The Sindh irrigation minister said waters were in danger of breaching a protective embankment in Garhi Khuda Bakhsh village, where former leaders Benazir Bhutto and her father, as well as her two younger brothers, are buried.

"We have strengthened the embankment because we don't want mausoleums of our martyrs to be flooded," the provincial minister, Saifullah Dharejo, told AFP.

On the Arabian Sea, authorities fear that coastal districts may flood in coming days, trapped by Indus river floods pushing south and rough seas.

"Most people have left Sujawal. I'm also leaving town with a heavy heart with my family," Mohammed Bakhshal, a 40-year-old farmer, told AFP.

"Local transporters are demanding a lot of money to carry our luggage and families to Thatta and Karachi. I had 15,000 rupees (175 dollars) in savings, which I'm now spending on transport."

The UN warned that 800,000 people in desperate need of aid had been cut off by the deluge across the country and appealed for more helicopters to deliver supplies to those people reachable only by air.

On the ground, the International Organization for Migration (IOM) says 4.5 million people remain in urgent need of shelter.

US State Department spokesman Philip Crowley told reporters in Washington, which has put Pakistan on the front line of efforts to beat back the Taliban in Afghanistan, of the threats facing those helping flood victims.

"We have information of the potential targeting of foreign relief workers in Pakistan, as well as government ministries," he said.

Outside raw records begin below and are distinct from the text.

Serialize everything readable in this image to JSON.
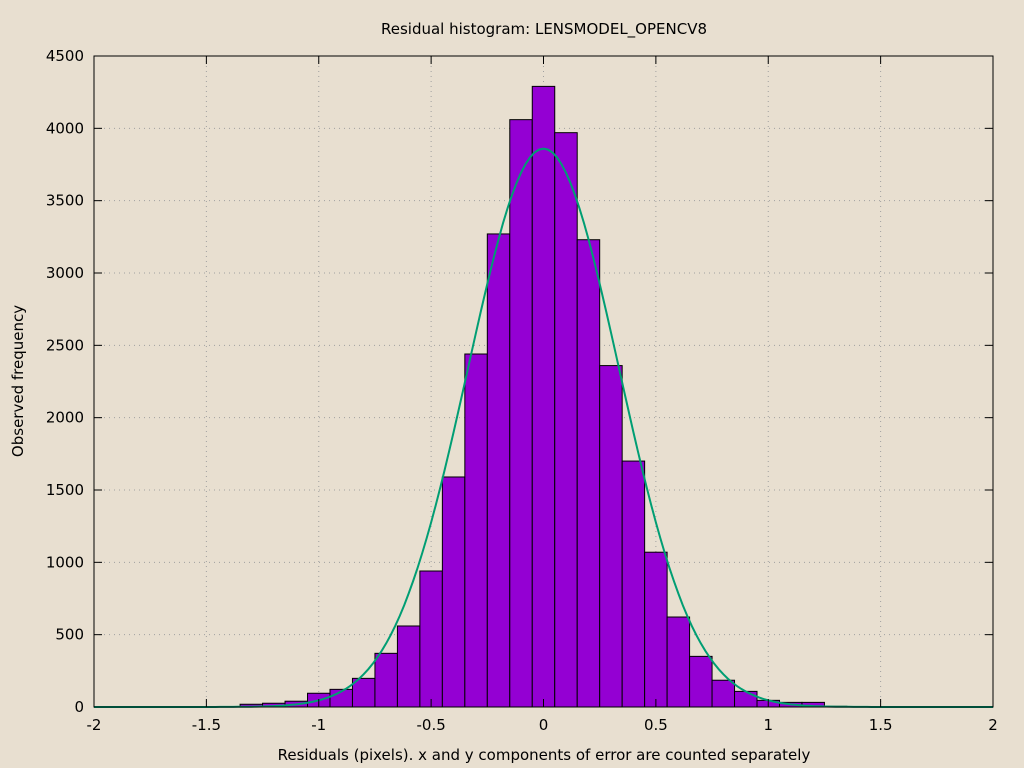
{
  "chart_data": {
    "type": "bar",
    "title": "Residual histogram: LENSMODEL_OPENCV8",
    "xlabel": "Residuals (pixels). x and y components of error are counted separately",
    "ylabel": "Observed frequency",
    "xlim": [
      -2,
      2
    ],
    "ylim": [
      0,
      4500
    ],
    "xticks": [
      -2,
      -1.5,
      -1,
      -0.5,
      0,
      0.5,
      1,
      1.5,
      2
    ],
    "xtick_labels": [
      "-2",
      "-1.5",
      "-1",
      "-0.5",
      "0",
      "0.5",
      "1",
      "1.5",
      "2"
    ],
    "yticks": [
      0,
      500,
      1000,
      1500,
      2000,
      2500,
      3000,
      3500,
      4000,
      4500
    ],
    "ytick_labels": [
      "0",
      "500",
      "1000",
      "1500",
      "2000",
      "2500",
      "3000",
      "3500",
      "4000",
      "4500"
    ],
    "grid": true,
    "bin_width": 0.1,
    "bins": [
      {
        "x": -1.3,
        "count": 19
      },
      {
        "x": -1.2,
        "count": 26
      },
      {
        "x": -1.1,
        "count": 40
      },
      {
        "x": -1.0,
        "count": 95
      },
      {
        "x": -0.9,
        "count": 122
      },
      {
        "x": -0.8,
        "count": 198
      },
      {
        "x": -0.7,
        "count": 371
      },
      {
        "x": -0.6,
        "count": 560
      },
      {
        "x": -0.5,
        "count": 940
      },
      {
        "x": -0.4,
        "count": 1590
      },
      {
        "x": -0.3,
        "count": 2440
      },
      {
        "x": -0.2,
        "count": 3270
      },
      {
        "x": -0.1,
        "count": 4060
      },
      {
        "x": 0.0,
        "count": 4290
      },
      {
        "x": 0.1,
        "count": 3970
      },
      {
        "x": 0.2,
        "count": 3230
      },
      {
        "x": 0.3,
        "count": 2360
      },
      {
        "x": 0.4,
        "count": 1700
      },
      {
        "x": 0.5,
        "count": 1070
      },
      {
        "x": 0.6,
        "count": 622
      },
      {
        "x": 0.7,
        "count": 350
      },
      {
        "x": 0.8,
        "count": 185
      },
      {
        "x": 0.9,
        "count": 108
      },
      {
        "x": 1.0,
        "count": 46
      },
      {
        "x": 1.1,
        "count": 32
      },
      {
        "x": 1.2,
        "count": 32
      },
      {
        "x": 1.3,
        "count": 5
      }
    ],
    "fit_curve": {
      "type": "gaussian",
      "mean": 0.0,
      "sigma": 0.336,
      "peak": 3860
    },
    "colors": {
      "background": "#e8dfd0",
      "bars": "#9400d3",
      "curve": "#009e73",
      "grid": "#a0a0a0"
    }
  }
}
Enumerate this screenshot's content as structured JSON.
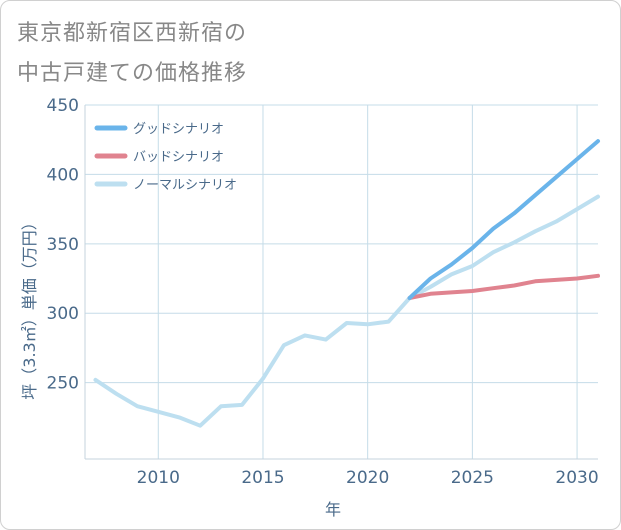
{
  "title_lines": [
    "東京都新宿区西新宿の",
    "中古戸建ての価格推移"
  ],
  "chart_data": {
    "type": "line",
    "xlabel": "年",
    "ylabel": "坪（3.3㎡）単価（万円）",
    "xlim": [
      2006.5,
      2031
    ],
    "ylim": [
      195,
      450
    ],
    "xticks": [
      2010,
      2015,
      2020,
      2025,
      2030
    ],
    "yticks": [
      250,
      300,
      350,
      400,
      450
    ],
    "grid": true,
    "legend_position": "top-left",
    "series": [
      {
        "name": "グッドシナリオ",
        "color": "#6ab4ea",
        "x": [
          2022,
          2023,
          2024,
          2025,
          2026,
          2027,
          2028,
          2029,
          2030,
          2031
        ],
        "y": [
          311,
          325,
          335,
          347,
          361,
          372,
          385,
          398,
          411,
          424
        ]
      },
      {
        "name": "バッドシナリオ",
        "color": "#e0838f",
        "x": [
          2022,
          2023,
          2024,
          2025,
          2026,
          2027,
          2028,
          2029,
          2030,
          2031
        ],
        "y": [
          311,
          314,
          315,
          316,
          318,
          320,
          323,
          324,
          325,
          327
        ]
      },
      {
        "name": "ノーマルシナリオ",
        "color": "#bddff0",
        "x": [
          2007,
          2008,
          2009,
          2010,
          2011,
          2012,
          2013,
          2014,
          2015,
          2016,
          2017,
          2018,
          2019,
          2020,
          2021,
          2022,
          2023,
          2024,
          2025,
          2026,
          2027,
          2028,
          2029,
          2030,
          2031
        ],
        "y": [
          252,
          242,
          233,
          229,
          225,
          219,
          233,
          234,
          253,
          277,
          284,
          281,
          293,
          292,
          294,
          311,
          319,
          328,
          334,
          344,
          351,
          359,
          366,
          375,
          384
        ]
      }
    ]
  }
}
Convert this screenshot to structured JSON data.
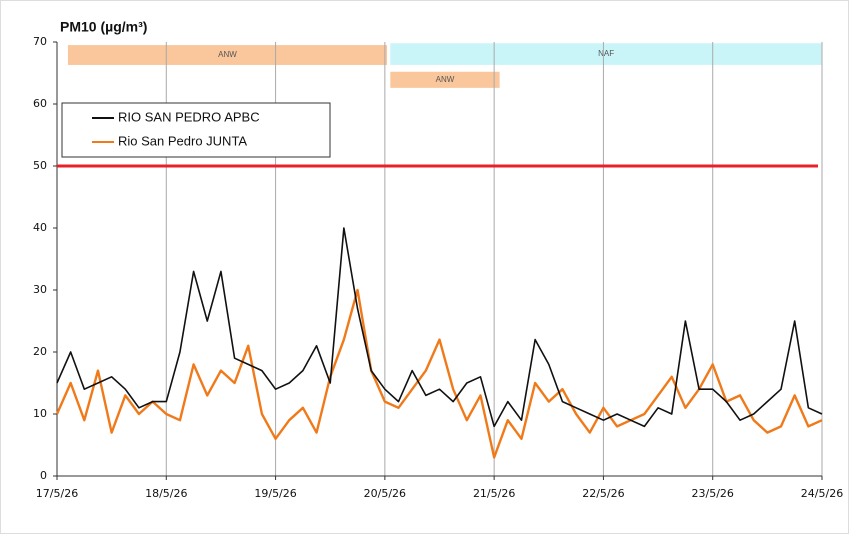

Crowley pointed specifically to the extremist group Tehreek-e-Taliban and voiced concerns that its militants may attack foreigners or government institutions involved in relief efforts.

Holmes said that the United Nations would take "appropriate precautions" against any threats.

The Pakistani Taliban have previously denounced all foreign aid for victims of the country's catastrophic flooding.

The International Monetary Fund (IMF) said Thursday it was exploring "all options" to help the country, which is seeking to ease the terms of a near 11-billion-dollar loan, including emergency funds.

Standard & Poor's said that Pakistan's sovereign credit rating would not be immediately impacted, expressing confidence the IMF would ease loan financing terms to the nation.